Urząd Ochrony Konkurencji i Konsumentów przygotował wyjaśnienia dotyczące możliwości zakończenia polubownie postępowania w sprawie praktyk ograniczających konkurencję lub naruszających zbiorowe interesy konsumentów. Wynika z nich, że jeżeli przedsiębiorca obieca zlikwidować skutki niedozwolonych praktyk, prezes UOKiK może wydać tzw. decyzję zobowiązującą.

– Na przedsiębiorcę nie nakłada się wtedy kary pieniężnej, nie dochodzi także do stwierdzenia, że stosował zakazane praktyki – mówi Grzegorz Materna, dyrektor Departamentu Ochrony Konkurencji.

Przedsiębiorca powinien złożyć wniosek o wydanie decyzji zobowiązującej tuż po wszczęciu postępowania przeciwko niemu. Chodzi o to, żeby uniknąć przeprowadzania czynności dowodowych i skrócenie sprawy. Później przyjęcie wniosku jest możliwe tylko wyjątkowo.

W uzasadnieniu wniosku przedsiębiorca powinien wskazać, w jaki sposób zamierza wyeliminować niedozwoloną praktykę i usunąć jej skutki, oraz zaproponować termin wykonania zobowiązania.

Deklaracja przedsiębiorcy powinna mieć bezpośredni związek z praktyką kwestionowaną przez UOKiK. Jeśli prezes UOKiK będzie miał zastrzeżenia, np. uzna, że zobowiązanie jest niepełne lub nieprecyzyjne, przedsiębiorca będzie mógł zmienić treść wniosku.

Wydanie decyzji zobowiązującej wiąże się z obowiązkiem składania przez przedsiębiorcę w wyznaczonych terminach informacji o postępach w wypełnianiu zobowiązania.
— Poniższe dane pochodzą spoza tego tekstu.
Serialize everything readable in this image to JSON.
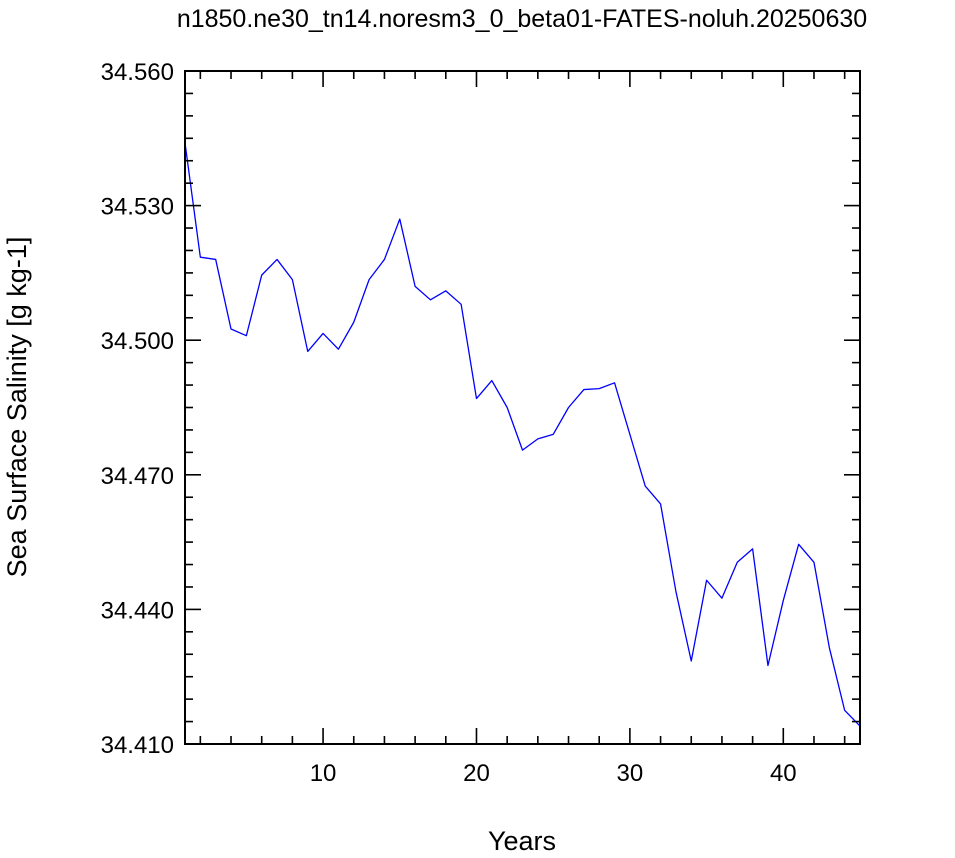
{
  "chart_data": {
    "type": "line",
    "title": "n1850.ne30_tn14.noresm3_0_beta01-FATES-noluh.20250630",
    "xlabel": "Years",
    "ylabel": "Sea Surface Salinity [g kg-1]",
    "xlim": [
      1,
      45
    ],
    "ylim": [
      34.41,
      34.56
    ],
    "xticks": [
      10,
      20,
      30,
      40
    ],
    "xtick_labels": [
      "10",
      "20",
      "30",
      "40"
    ],
    "yticks": [
      34.41,
      34.44,
      34.47,
      34.5,
      34.53,
      34.56
    ],
    "ytick_labels": [
      "34.410",
      "34.440",
      "34.470",
      "34.500",
      "34.530",
      "34.560"
    ],
    "grid": false,
    "legend": "none",
    "series": [
      {
        "color": "#0000ff",
        "x": [
          1,
          2,
          3,
          4,
          5,
          6,
          7,
          8,
          9,
          10,
          11,
          12,
          13,
          14,
          15,
          16,
          17,
          18,
          19,
          20,
          21,
          22,
          23,
          24,
          25,
          26,
          27,
          28,
          29,
          30,
          31,
          32,
          33,
          34,
          35,
          36,
          37,
          38,
          39,
          40,
          41,
          42,
          43,
          44,
          45
        ],
        "y": [
          34.544,
          34.5185,
          34.518,
          34.5025,
          34.501,
          34.5145,
          34.518,
          34.5135,
          34.4975,
          34.5015,
          34.498,
          34.504,
          34.5135,
          34.518,
          34.527,
          34.512,
          34.509,
          34.511,
          34.508,
          34.487,
          34.491,
          34.485,
          34.4755,
          34.478,
          34.479,
          34.485,
          34.489,
          34.4892,
          34.4905,
          34.479,
          34.4675,
          34.4635,
          34.444,
          34.4285,
          34.4465,
          34.4425,
          34.4505,
          34.4535,
          34.4275,
          34.442,
          34.4545,
          34.4505,
          34.4315,
          34.4175,
          34.414
        ]
      }
    ]
  }
}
Gdy zalecenia decyzji zobowiązującej  nie zostaną wykonane na czas lub  zabraknie  informacji o stopniu jej realizacji, Urząd może uchylić decyzję i nałożyć na przedsiębiorcę karę finansową. W ubiegłym roku co trzecie postępowanie antymonopolowe lub w sprawie praktyk naruszających zbiorowe interesy konsumentów zakończyło się wydaniem decyzji zobowiązującej.